2014 Tundra – Are Skinny Tires, a Higher MSRP, and Thin Plastic Panels Our Automotive Future?
Regardless of your political leanings or environmental beliefs, we can all agree that government regulations are often imperfect. The newest CAFE regulations – which mandate a dramatic improvement in new vehicle fuel economy ratings over the next 12 years – are a great example.
Regulators, in an effort to:
- reduce national oil consumption (a good thing considering most of our oil comes from foreign countries), and
- reduce air pollution (also a good thing, at least if you like to breathe as much as I do)
have created a system that is forcing automakers to use every trick in their bag to try and meet this fuel economy mandate. While some of these tricks are admittedly awesome (direct injection, variable valve lift, stop-start systems), other tricks are less desirable…which brings me to skinny tires, thin plastic panels, and the 2014 Tundra.
Is the Reduced Capability of The 2013 Avalon A Sign of Things To Come?
Toyota’s breathless press release about the new 2013 Avalon touts a number of weight-saving features, many of which will be applied across the Toyota line-up:
…lower vehicle weights are achieved utilizing revised lighter weight materials for vehicle construction. Rob McConnell, Principal Engineer, Body Shell and Exterior Plastics, said, “Through the installation of a higher class of high performance polypropylene resin (more fluid), we were able to decrease the general thickness of the front and rear bumpers, resulting in a decrease in mass, aiding in achieving improved fuel economy
Put another way, the 2013 Avalon uses thinner plastic bumpers than the outgoing 2012 Avalon. While it’s not necessarily bad to use thinner plastic, it’s not really good either. It’s a fair bet that this new thinner plastic is more expensive, not to mention that reducing the heft of the bumper covers doesn’t seem like a great way to improve crash worthiness.
Of course, it gets worse:
“Less mass makes Avalon more responsive and engaging near handling limits,” [Stephen Provost] explained. “Also, with less mass, less tire width is needed to reach competitive grip levels. The smaller [tire] width helps minimize drag losses to help enhance fuel economy, too.”
While Mr. Provost is technically correct when he says a lighter car can get away with using narrower tires, it’s not like the Avalon lost 500 or even 1,000 pounds of heft. The 2013 Avalon lost a grand total of 110 lbs, which represents a 3% reduction in weight. Hold on to that number for a minute.

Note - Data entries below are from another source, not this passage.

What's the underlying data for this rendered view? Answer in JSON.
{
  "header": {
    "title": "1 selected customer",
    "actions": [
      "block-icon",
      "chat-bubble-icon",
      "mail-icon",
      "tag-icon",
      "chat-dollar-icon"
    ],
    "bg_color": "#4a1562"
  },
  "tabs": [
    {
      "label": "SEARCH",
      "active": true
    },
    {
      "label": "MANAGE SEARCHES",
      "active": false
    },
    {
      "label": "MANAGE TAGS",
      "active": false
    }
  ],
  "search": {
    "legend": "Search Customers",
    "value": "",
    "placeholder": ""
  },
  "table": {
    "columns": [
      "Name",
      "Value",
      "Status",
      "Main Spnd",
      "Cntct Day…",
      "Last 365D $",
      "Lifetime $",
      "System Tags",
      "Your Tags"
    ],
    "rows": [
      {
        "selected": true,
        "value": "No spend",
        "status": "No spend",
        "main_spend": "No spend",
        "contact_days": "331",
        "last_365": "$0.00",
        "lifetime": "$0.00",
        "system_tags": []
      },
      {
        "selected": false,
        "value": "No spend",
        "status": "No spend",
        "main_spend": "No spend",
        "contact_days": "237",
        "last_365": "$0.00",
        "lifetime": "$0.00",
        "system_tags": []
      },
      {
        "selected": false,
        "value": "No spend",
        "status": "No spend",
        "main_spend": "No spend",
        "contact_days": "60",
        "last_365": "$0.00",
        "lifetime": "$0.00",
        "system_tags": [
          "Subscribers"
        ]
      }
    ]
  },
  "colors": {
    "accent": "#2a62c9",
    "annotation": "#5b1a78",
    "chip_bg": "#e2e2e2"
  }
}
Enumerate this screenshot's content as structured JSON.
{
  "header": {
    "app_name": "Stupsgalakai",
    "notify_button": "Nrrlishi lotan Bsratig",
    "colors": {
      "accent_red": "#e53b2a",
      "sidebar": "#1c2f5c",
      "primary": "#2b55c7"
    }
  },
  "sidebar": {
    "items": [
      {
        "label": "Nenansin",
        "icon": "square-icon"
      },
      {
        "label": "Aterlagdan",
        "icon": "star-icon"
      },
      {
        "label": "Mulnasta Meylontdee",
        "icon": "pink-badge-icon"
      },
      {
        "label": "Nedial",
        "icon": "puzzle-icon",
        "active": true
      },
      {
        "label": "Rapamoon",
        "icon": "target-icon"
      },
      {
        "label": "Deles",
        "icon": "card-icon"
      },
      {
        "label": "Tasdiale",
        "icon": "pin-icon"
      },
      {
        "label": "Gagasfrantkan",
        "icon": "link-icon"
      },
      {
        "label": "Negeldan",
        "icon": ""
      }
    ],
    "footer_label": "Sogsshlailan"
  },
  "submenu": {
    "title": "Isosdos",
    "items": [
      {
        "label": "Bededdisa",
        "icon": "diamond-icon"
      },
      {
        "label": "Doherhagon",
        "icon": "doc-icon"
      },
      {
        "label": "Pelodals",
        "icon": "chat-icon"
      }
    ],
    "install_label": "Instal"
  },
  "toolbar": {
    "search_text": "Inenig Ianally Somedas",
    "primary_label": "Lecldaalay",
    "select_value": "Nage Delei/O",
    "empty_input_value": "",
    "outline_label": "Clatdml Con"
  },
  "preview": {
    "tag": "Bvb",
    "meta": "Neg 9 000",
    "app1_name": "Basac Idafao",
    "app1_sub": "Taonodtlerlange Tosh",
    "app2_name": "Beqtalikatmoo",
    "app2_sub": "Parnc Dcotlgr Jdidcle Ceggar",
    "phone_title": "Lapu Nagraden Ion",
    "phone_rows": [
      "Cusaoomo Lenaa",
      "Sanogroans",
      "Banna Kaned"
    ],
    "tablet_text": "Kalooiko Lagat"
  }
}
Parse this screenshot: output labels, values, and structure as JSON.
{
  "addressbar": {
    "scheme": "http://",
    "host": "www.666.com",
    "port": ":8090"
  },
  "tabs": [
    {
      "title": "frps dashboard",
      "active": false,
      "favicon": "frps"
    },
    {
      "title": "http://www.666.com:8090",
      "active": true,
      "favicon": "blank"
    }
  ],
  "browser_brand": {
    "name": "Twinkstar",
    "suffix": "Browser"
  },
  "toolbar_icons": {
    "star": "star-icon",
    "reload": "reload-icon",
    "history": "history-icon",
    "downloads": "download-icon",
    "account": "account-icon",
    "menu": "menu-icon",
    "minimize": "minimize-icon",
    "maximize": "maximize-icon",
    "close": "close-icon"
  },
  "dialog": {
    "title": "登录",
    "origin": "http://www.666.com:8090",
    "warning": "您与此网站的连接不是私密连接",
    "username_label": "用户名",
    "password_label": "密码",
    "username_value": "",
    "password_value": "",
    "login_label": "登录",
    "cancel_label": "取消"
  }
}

The standard 2012 Avalon wears P215/60R16’s, which are both 215mm wide. If the 2013 Avalon goes with P205/60R16’s – or maybe P205/65R16’s – the width will be 205mm…that’s a 4.6% reduction in tire width. Toyota traded a 3% reduction in weight for almost 5% less tire width. Combined with the thinner plastic and some additional high strength steel (which is more expensive), the 2013 Avalon gets better gas mileage, but it’s also more expensive and perhaps a little less safe.
What Does This Mean For the 2014 Tundra?
While I have no knowledge of a plan to use thin plastic and skinny tires on the 2014 Tundra, it stands to reason that some future version of the Tundra will get both of these “enhancements.” Thin plastic is annoying to think about, but it’s not automatically bad.
Narrower tires, on the other hand, are bad, at least as far as truck owners are concerned. Narrower tires lead to reduced traction in wet weather and off-road, increased braking distance, and poorer performance in emergency situations. If these new tires are also “low rolling resistance” models, it will be a double whammy.
Of course, there’s a fix for this problem – when you buy a new Tundra, you can go to the tire store on the way home and get yourself a set of good tires – but who wants to do that?
Here’s to hoping that Toyota – and all the other truck manufacturers – figure out how to meet these new fuel economy regulations without ruining the capability of their pickups. Otherwise, I fear the next generation of trucks will be less capable than the models on the road today.